'Inside The Box' Exhibit Shows Life In Solitary Confinement

Feb 1, 2017

An exhibit in New Haven, Connecticut, lets people spend a few minutes inside of a solitary confinement cell. "Inside the Box" is a replica solitary cell created by a religious human rights group that says it wants to show people solitary confinement is essentially torture.

The exhibit is a 10 X 12 foot gray box. It sits in the middle of a room in the New Haven Free Public Library. When you step inside, the sound of a busy reception goes away, and is replaced with rattling, pounding and almost inhuman screams.

Ally Perry, with the National Religious Campaign Against Torture, says it’s a recording from a supermax prison in Maine.

“So those are actual sounds that somebody in solitary was experiencing. There’s no relief from the sounds and no control over them for people that are in solitary.”

The inside of the cell is bare – cinderblock walls, a metal platform for a bed, and a small sink and toilet. A fluorescent light hums from the ceiling.

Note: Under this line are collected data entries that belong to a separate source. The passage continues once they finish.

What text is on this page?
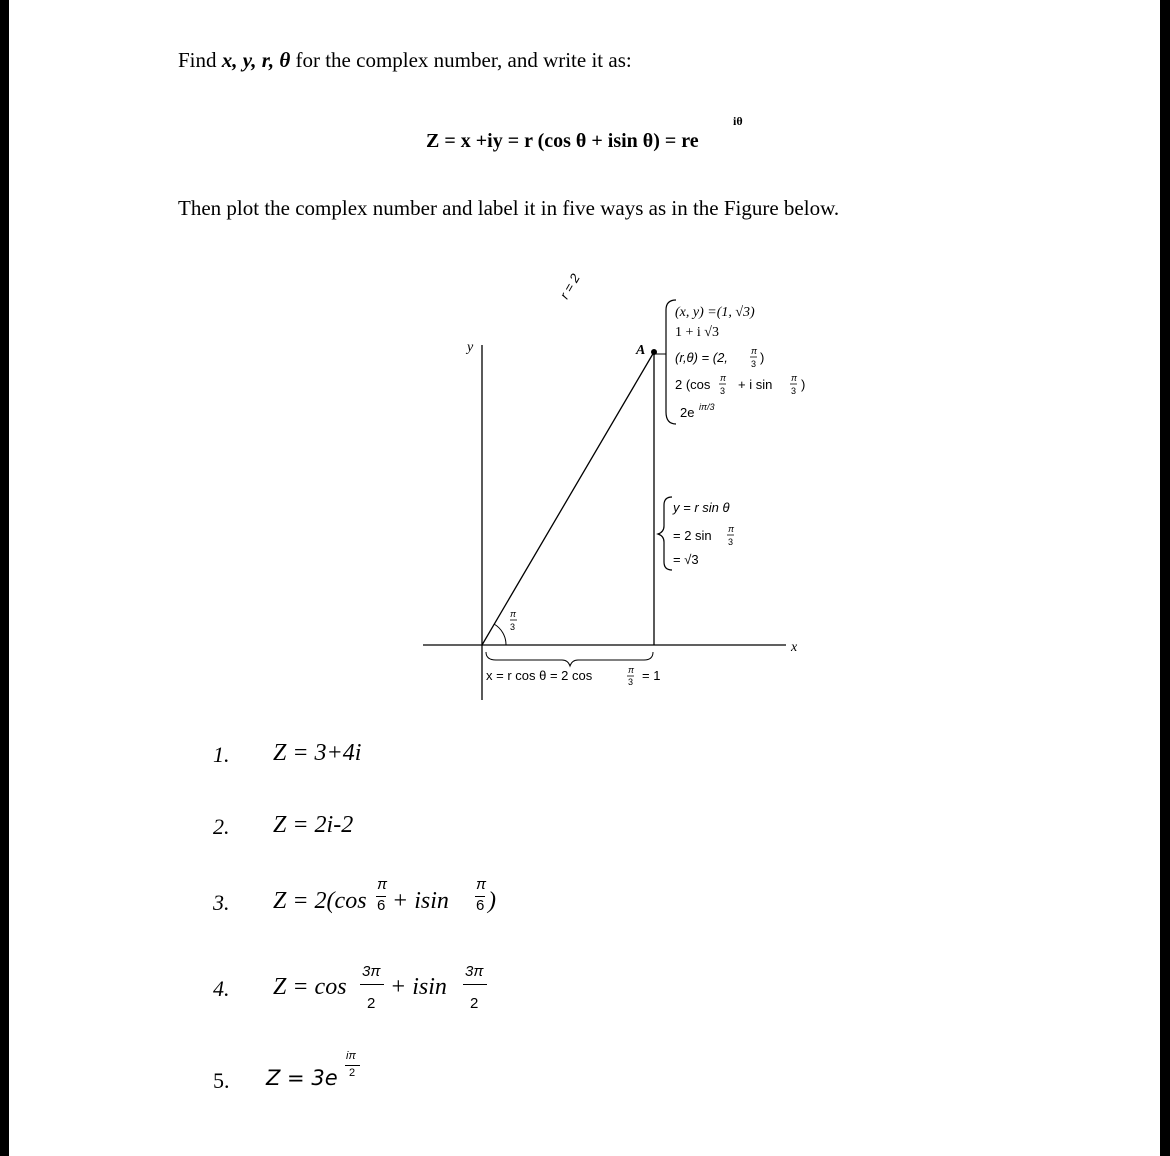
Find x, y, r, θ for the complex number, and write it as:
Z = x +iy = r (cos θ + isin θ) = re
iθ
Then plot the complex number and label it in five ways as in the Figure below.
y
x
A
r = 2
π
3
x = r cos θ = 2 cos	π
3 = 1
(x, y) =(1, √3)
1 + i √3
(r,θ) = (2,	π
3 )
2 (cos π
3 + i sin π
3 )
2e iπ/3
y = r sin θ
= 2 sin π
3
= √3
1. Z = 3+4i
2. Z = 2i-2
3. Z = 2(cos
π
6 + isin
π
6 )
4. Z = cos
3π
2
+ isin
3π
2
5. Z = 3e
iπ
2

“It’s pretty grim, I have to say, and to spend even a few minutes in here? Try and think about what that would be like for even an hour, but certainly not a day or more.”

The U.N. considers anything more than 15 days in solitary to be torture. It can cause a host of mental health issues, including lifelong anxiety and depression.

Tens of thousands of people are put in solitary every year in the U.S. Last year President Obama scaled back solitary confinement in federal prisons. Perry says she worries it’ll see a resurgence under Trump.

“In every way, I’m terrified of the thought of how human rights are going to be violated, and that people will be rounded up and deprived of their rights. So it’s a very dangerous and alarming time.”

The exhibit is at the New Haven Free Public Library until February 5, when it moves to the campus of Yale University. It’ll be on display until February 18.